Ward 5 Democrats Chair Gordon-Andrew Fletcher held a 19-vote margin in his quest for reelection, according to unofficial results but his opponents’ slate for officers won decisively in the election that took place at the Faith United Church of Christ on June 26.
Fletcher led Benita Carmichael, 253-239, in the final tally. However, Fletcher’s racially balanced slate didn’t fare well against their all-Black female opponents.
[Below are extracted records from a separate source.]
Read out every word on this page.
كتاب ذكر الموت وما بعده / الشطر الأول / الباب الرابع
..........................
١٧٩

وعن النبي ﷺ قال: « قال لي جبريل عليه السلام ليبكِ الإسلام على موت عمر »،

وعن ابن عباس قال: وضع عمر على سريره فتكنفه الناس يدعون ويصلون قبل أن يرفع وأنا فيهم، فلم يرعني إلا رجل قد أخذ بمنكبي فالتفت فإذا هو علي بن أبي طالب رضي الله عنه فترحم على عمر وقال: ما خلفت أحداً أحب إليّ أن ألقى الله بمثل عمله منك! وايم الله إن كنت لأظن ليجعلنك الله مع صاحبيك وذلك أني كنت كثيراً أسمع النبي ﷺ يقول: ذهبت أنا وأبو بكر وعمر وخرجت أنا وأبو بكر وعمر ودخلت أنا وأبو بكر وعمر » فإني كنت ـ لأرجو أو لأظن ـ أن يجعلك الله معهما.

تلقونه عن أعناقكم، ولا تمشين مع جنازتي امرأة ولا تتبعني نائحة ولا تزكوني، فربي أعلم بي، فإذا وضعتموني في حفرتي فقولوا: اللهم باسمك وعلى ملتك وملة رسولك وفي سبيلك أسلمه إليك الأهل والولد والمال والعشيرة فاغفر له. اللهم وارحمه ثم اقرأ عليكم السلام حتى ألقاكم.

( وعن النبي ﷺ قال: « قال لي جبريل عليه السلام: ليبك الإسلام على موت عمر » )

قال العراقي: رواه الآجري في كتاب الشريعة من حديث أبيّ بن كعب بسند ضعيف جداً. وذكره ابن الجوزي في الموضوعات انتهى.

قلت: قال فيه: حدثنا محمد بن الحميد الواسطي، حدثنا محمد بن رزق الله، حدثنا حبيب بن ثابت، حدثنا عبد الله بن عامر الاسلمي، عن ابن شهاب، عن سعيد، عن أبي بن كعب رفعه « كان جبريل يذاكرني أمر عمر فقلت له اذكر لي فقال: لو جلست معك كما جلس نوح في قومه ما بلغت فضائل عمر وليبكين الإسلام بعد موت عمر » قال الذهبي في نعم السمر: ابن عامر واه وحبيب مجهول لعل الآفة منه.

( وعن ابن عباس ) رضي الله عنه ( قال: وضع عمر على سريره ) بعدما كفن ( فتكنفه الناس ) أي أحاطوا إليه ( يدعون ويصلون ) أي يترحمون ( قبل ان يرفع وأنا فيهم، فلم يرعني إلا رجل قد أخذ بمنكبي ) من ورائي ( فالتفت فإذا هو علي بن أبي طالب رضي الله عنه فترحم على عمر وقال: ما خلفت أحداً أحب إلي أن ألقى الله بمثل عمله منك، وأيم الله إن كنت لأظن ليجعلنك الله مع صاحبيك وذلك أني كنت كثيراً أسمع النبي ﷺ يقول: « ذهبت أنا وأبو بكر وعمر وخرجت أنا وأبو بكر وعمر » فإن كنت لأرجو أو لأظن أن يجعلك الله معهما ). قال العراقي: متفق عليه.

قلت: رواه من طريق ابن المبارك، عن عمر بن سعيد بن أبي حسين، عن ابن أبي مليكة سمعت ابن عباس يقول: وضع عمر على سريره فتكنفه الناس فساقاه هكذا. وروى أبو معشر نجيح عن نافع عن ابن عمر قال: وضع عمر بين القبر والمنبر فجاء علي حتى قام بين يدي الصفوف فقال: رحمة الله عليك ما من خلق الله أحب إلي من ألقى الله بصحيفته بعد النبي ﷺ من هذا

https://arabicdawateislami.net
Carmichael’s first vice chair candidate Jennifer Blemur defeated Fletcher’s slate mate John Lucio, 289-203. Carmichael ally Dr. Tony Miles-Maloney, aka Justine Love, a radio personality, defeated Hazel Thomas, 266-233, in the race for second vice chair.
Shirley Riven Smith, a member of Carmichael’s slate, won her race for treasurer with 314 votes over Juan Torres’s 174 votes; Sean Sullivan, aligned with Fletcher, lost to Irene Kang, 287-197, for recording secretary. Vanella Jackson-Crawford won decisively for corresponding secretary while Ursula Higgins ran unopposed for assistant recording secretary. Anthony Roberson ran unopposed for financial secretary.
The Ward 5 Democrats race occurred as the ward’s demographic evolution continues to unfold. In 2010, census figures reported Ward 5 having a 76 percent Black population but by 2021, DC Health Matters said the ward’s African American percentage had dropped to 55 percent . District political observers have long considered Ward 5 the bellwether because it encompasses all income and racial groups in the city. D.C. Mayor Muriel Bowser is a native of Ward 5. At one point in the previous decade, four of the 13 members of the D.C. Council — Ward 5 residents Vincent Orange, David Grosso, Anita Bonds and Kenyan McDuffie serve together on the legislative body comprising the largest bloc in terms of ward residence.
Democracy and suspense shared the same table inside the fellowship hall of the church as officials of the D.C. Democratic State Committee counted hundreds of ballots for the election. As many as 500 people, according to officials, passed tables lines with candidates and posters to cast ballots. The election’s mood seemed festive, with many people happy to leave their homes after being stuck for 15 months due to the coronavirus pandemic. Charles Wilson, the head of the D.C. Democratic State Committee, expressed elation at the turnout.
“We are excited about the turnout,” Wilson said. “You have two awesome slates which were working hard to get the vote, and I hope that whoever wins will take this momentum to lead this organization for the next two years.”
After the unofficial count occurred, Fletcher shouted “Yeah” at his apparent re-election. However, Fletcher’s joy turned to concern when D.C. State Committee member Ronnie Edwards announced an audit of the election will have to be conducted because of the 19-vote separation being challenged. Additionally, Fletcher sat quietly as he watched his slate lose their races.
The D.C. Board of Elections will conduct the audit and certify the winners in the coming days.
Despite the losses, Fletcher expressed pride in his slate, saying diversity remains the key to Democrats winning in the District.
“I am a three-term advisory neighborhood commissioner and I see the change in the wards,” he said. “The Democratic Party is a big tent party and it reflects the diversity of the Democratic Party in a Democratic city. There are a lot of new folks and we have to bring them in. We can’t just be a one-party, one-race organization.”